İkinci yolumuz toplum. İşçiler, mağaza görevlileri, öğretmenler, doktorlar, resepsiyonistler… Bizim evrimsel gücümüz yardım etme, yardım isteme ve birlikte çalışabilmemizdir. Misal ben bir öğretmenim, sadece kendi çocuklarımın değil sizin çocuklarınızın da öğretmeniyim. Sen bir doktorsun, sadece kendi çocuklarına değil bizim çocuklarımıza da bakarsın. Böylelikle hepimiz kazanırız. Adam Smith’in 1776’da dediği gibi bunların hiçbiri doğanın yumuşaklığından ya da şanstan değil; “Kasabın, fırıncının ya da biracının lütfundan değil fakat herkesin kendi çıkarını gözetmesinden.” Smith bu duruma görünmez el [9] adını koydu. Darwinciler de bunu doğal seçilim üzerinden evrim teorisine yerleştirdiler.

Hayatta bazen engebeler olsa da biyoloji hayata tutunmamızı sağlar ve kendini bunun bir parçası kılar. John Stuart Mill 1863’te söylediği şeyde tamamen haklıydı;

“Maddi koşullar açısından şanslı olan insanlar, hayatı kendilerine değerli kılacak hazzı bulamazlar çünkü kendilerinden başkasını önemsemezler.”

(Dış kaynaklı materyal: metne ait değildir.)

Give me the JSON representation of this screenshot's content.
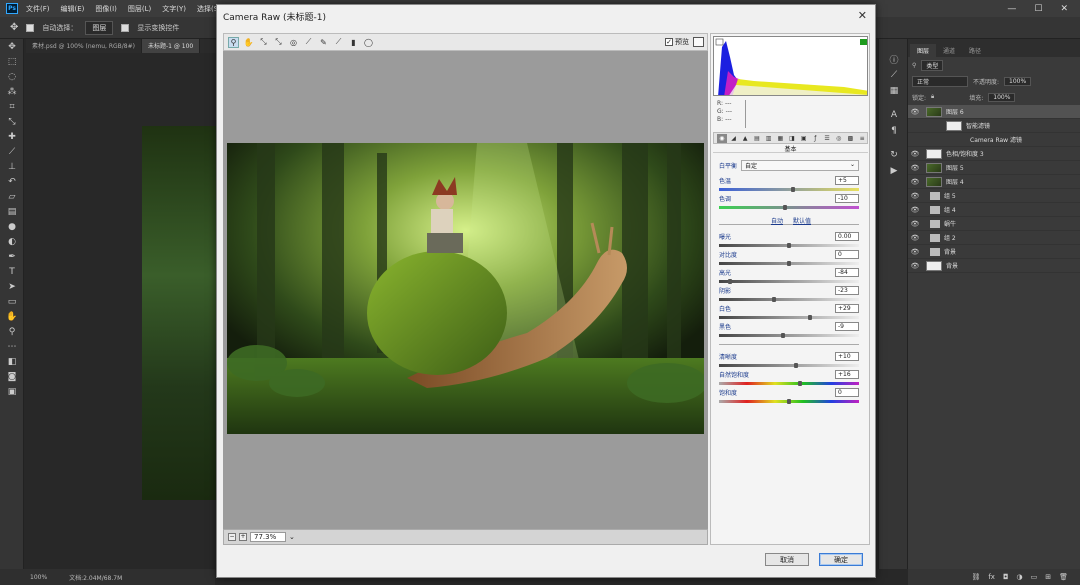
{
  "menubar": {
    "logo": "Ps",
    "items": [
      "文件(F)",
      "编辑(E)",
      "图像(I)",
      "图层(L)",
      "文字(Y)",
      "选择(S)"
    ],
    "window_controls": [
      "—",
      "☐",
      "✕"
    ]
  },
  "optionsbar": {
    "auto_select_label": "自动选择：",
    "auto_select_value": "图层",
    "transform_label": "显示变换控件"
  },
  "doc_tabs": [
    "素材.psd @ 100% (nemu, RGB/8#)",
    "未标题-1 @ 100"
  ],
  "statusbar": {
    "zoom": "100%",
    "doc": "文档:2.04M/68.7M"
  },
  "dialog": {
    "title": "Camera Raw (未标题-1)",
    "preview_label": "预览",
    "zoom_value": "77.3%",
    "cancel_label": "取消",
    "ok_label": "确定",
    "rgb_labels": [
      "R:",
      "G:",
      "B:"
    ],
    "rgb_values": [
      "---",
      "---",
      "---"
    ],
    "section_title": "基本",
    "white_balance_label": "白平衡",
    "white_balance_value": "自定",
    "auto_link": "自动",
    "default_link": "默认值",
    "sliders": [
      {
        "label": "色温",
        "value": "+5",
        "pos": 0.53,
        "track": "temp"
      },
      {
        "label": "色调",
        "value": "-10",
        "pos": 0.47,
        "track": "tint"
      },
      {
        "label": "曝光",
        "value": "0.00",
        "pos": 0.5,
        "track": "gray"
      },
      {
        "label": "对比度",
        "value": "0",
        "pos": 0.5,
        "track": "gray"
      },
      {
        "label": "高光",
        "value": "-84",
        "pos": 0.08,
        "track": "gray"
      },
      {
        "label": "阴影",
        "value": "-23",
        "pos": 0.39,
        "track": "gray"
      },
      {
        "label": "白色",
        "value": "+29",
        "pos": 0.65,
        "track": "gray"
      },
      {
        "label": "黑色",
        "value": "-9",
        "pos": 0.46,
        "track": "gray"
      },
      {
        "label": "清晰度",
        "value": "+10",
        "pos": 0.55,
        "track": "gray"
      },
      {
        "label": "自然饱和度",
        "value": "+16",
        "pos": 0.58,
        "track": "sat"
      },
      {
        "label": "饱和度",
        "value": "0",
        "pos": 0.5,
        "track": "sat"
      }
    ]
  },
  "layers_panel": {
    "tabs": [
      "图层",
      "通道",
      "路径"
    ],
    "kind_label": "类型",
    "blend_mode": "正常",
    "opacity_label": "不透明度:",
    "opacity_value": "100%",
    "lock_label": "锁定:",
    "fill_label": "填充:",
    "fill_value": "100%",
    "layers": [
      {
        "name": "图层 6",
        "type": "pic",
        "selected": true
      },
      {
        "name": "智能滤镜",
        "type": "filter",
        "selected": false
      },
      {
        "name": "Camera Raw 滤镜",
        "type": "subfilter",
        "selected": false
      },
      {
        "name": "色相/饱和度 3",
        "type": "adj",
        "selected": false
      },
      {
        "name": "图层 5",
        "type": "pic",
        "selected": false
      },
      {
        "name": "图层 4",
        "type": "pic",
        "selected": false
      },
      {
        "name": "组 5",
        "type": "folder",
        "selected": false
      },
      {
        "name": "组 4",
        "type": "folder",
        "selected": false
      },
      {
        "name": "蜗牛",
        "type": "folder",
        "selected": false
      },
      {
        "name": "组 2",
        "type": "folder",
        "selected": false
      },
      {
        "name": "背景",
        "type": "folder",
        "selected": false
      },
      {
        "name": "背景",
        "type": "bg",
        "selected": false
      }
    ]
  }
}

Üçüncü yolumuzsa kültür. Sanat ve eğlence işleri, televizyon, filmler, oyunlar, romanlar resimler, sporlar ve niceleri. Bunların ne kadar da sosyal şeyler olduğunu hesap edin. Romeo ve Juliet; iki genç arasındaki yasak aşk. The Sopranos; bir mafya ailesinin başından geçenler. Bir Roy Lichtenstein çizgi romanını hayal edin; telefonda bir kız “Ah jeff… ben de seni seviyorum… ama biliyorsun”. İngiltere’nin Avusturalya’yı krikette yenmesi… Kültürün biyolojiye sıkı sıkıya bağlı olmasına şüpheyle yaklaşan veya kültürü evrimin eşantiyonu olarak görme eğiliminde olan evrimciler mevcuttur.  Stephen Jay Gould bu durumu 1982’de “exaptation” [10] [11]ile kavramlaştırmıştı. Elbette haklılık payı var, yalnız sadece bir pay. Darwin, kültürün cinsel seçilimle alakası olduğunu düşünüyordu. Mesela ilk insanlar eşlerini etkilemek için şarkı söylüyorlardı. Anlaşılan Sherlock Holmes de katılıyordu, Kızıl Dosya’da [12] Watson’a, Darwin’e göre müzikal yeteneğin konuşma yetisinden önce geldiğini söylüyordu;

“Belki de bu yüzden müziğin cazibesine kapılıyoruzdur. Ruhlarımızda eski dünyadan kalma belli belirsiz hatıralar vardır.”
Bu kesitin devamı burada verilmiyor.